Lunedì 9 marzo il prezzo del petrolio è crollato del 30% in un sol giorno, la variazione più consistente dalla Guerra del Golfo. Le cause? Il fallimento del vertice Opec – l’organizzazione dei paesi esportatori di petrolio – con la decisione dell’Arabia Saudita di aumentare la produzione a discapito delle richieste e il Coronavirus, che ha ridotto fortemente la domanda di greggio visto il rallentamento dell’economia cinese.

Questo vero e proprio crollo di circa il 30% sul Brent – considerato il prezzo di riferimento del barile europeo – ora ai minimi dal 2016 (http://bit.ly/2IKGnIU), porta da un lato meno entrate ai paesi esportatori, dall’altro energia meno cara per gli importatori, tra cui l’Italia. Un fatto con conseguenze potenzialmente rilevanti anche per i consumatori. Vediamo perché.Se le ricadute sul settore si sono viste subito, con Eni che il 9 marzo ha perso quasi il 20% di capitalizzazione (http://bit.ly/2We8qZz), nel medio periodo vi sarà probabilmente un effetto sull’inflazione.

Infatti, poiché in Italia più di ¾ dell’energia proviene ancora da fonti fossili (http://bit.ly/2TYE5v3), è facile immaginare le ripercussioni di brusche variazioni dei prezzi dei combustibili sul resto della catena produttiva. Ne risentono nell’immediato i carburanti, poi le bollette, infine i trasporti: importanti voci di costo delle imprese.

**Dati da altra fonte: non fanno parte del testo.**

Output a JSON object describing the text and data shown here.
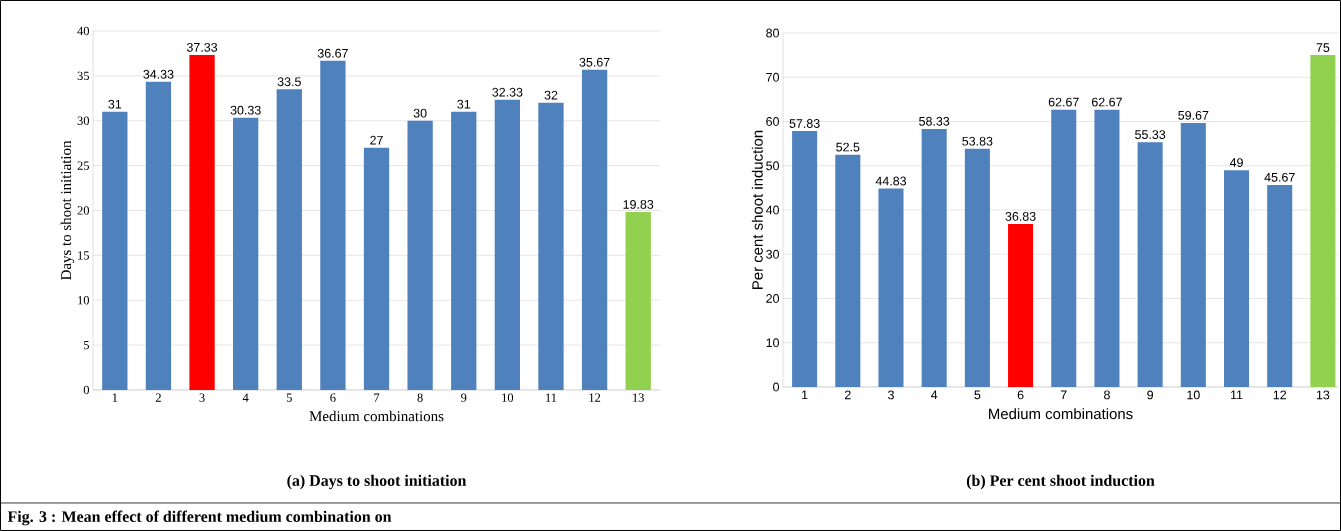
{
  "chart_data": [
    {
      "type": "bar",
      "title": "(a) Days to shoot initiation",
      "xlabel": "Medium combinations",
      "ylabel": "Days to shoot initiation",
      "categories": [
        "1",
        "2",
        "3",
        "4",
        "5",
        "6",
        "7",
        "8",
        "9",
        "10",
        "11",
        "12",
        "13"
      ],
      "values": [
        31,
        34.33,
        37.33,
        30.33,
        33.5,
        36.67,
        27,
        30,
        31,
        32.33,
        32,
        35.67,
        19.83
      ],
      "colors": [
        "#4f81bd",
        "#4f81bd",
        "#ff0000",
        "#4f81bd",
        "#4f81bd",
        "#4f81bd",
        "#4f81bd",
        "#4f81bd",
        "#4f81bd",
        "#4f81bd",
        "#4f81bd",
        "#4f81bd",
        "#92d050"
      ],
      "ylim": [
        0,
        40
      ],
      "yticks": [
        0,
        5,
        10,
        15,
        20,
        25,
        30,
        35,
        40
      ],
      "grid": "y",
      "data_labels": true,
      "annotations": [
        "Fig. 3 : Mean effect of different medium combination on"
      ]
    },
    {
      "type": "bar",
      "title": "(b) Per cent shoot induction",
      "xlabel": "Medium combinations",
      "ylabel": "Per cent shoot induction",
      "categories": [
        "1",
        "2",
        "3",
        "4",
        "5",
        "6",
        "7",
        "8",
        "9",
        "10",
        "11",
        "12",
        "13"
      ],
      "values": [
        57.83,
        52.5,
        44.83,
        58.33,
        53.83,
        36.83,
        62.67,
        62.67,
        55.33,
        59.67,
        49,
        45.67,
        75
      ],
      "colors": [
        "#4f81bd",
        "#4f81bd",
        "#4f81bd",
        "#4f81bd",
        "#4f81bd",
        "#ff0000",
        "#4f81bd",
        "#4f81bd",
        "#4f81bd",
        "#4f81bd",
        "#4f81bd",
        "#4f81bd",
        "#92d050"
      ],
      "ylim": [
        0,
        80
      ],
      "yticks": [
        0,
        10,
        20,
        30,
        40,
        50,
        60,
        70,
        80
      ],
      "grid": "y",
      "data_labels": true
    }
  ]
}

Di conseguenza, le variazioni si riflettono poi sui beni di consumo, sebbene con un ritardo.Analizzando il grafico, il comportamento sopra descritto appare abbastanza evidente. Da un lato abbiamo (in blu) la variazione del prezzo del petrolio, molto più volatile, dall’altro (in verde) la variazione dei prezzi alla produzione, indicatore del riflesso sull’offerta. Emerge come l’indice reagisca quasi istantaneamente, seppur su scala diversa. Occorre infatti considerare che non tutti i costi sono relazionati all’input petrolifero o i suoi derivati. Infine, vi è il riflesso sull’inflazione generale (in giallo), che è molto meno volatile e reagisce con qualche mese di ritardo, il tempo necessario a modificare i prezzi a seconda dei costi delle nuove forniture.

Se le valutazioni del petrolio dovessero rimanere a questi livelli minimi, aspettiamoci dunque un calo dell’inflazione nei prossimi mesi, che unito alla contrazione della domanda dovuta alla pandemia in corso porterà probabilmente ad una recessione deflattiva non troppo dissimile da quella del 2013-14.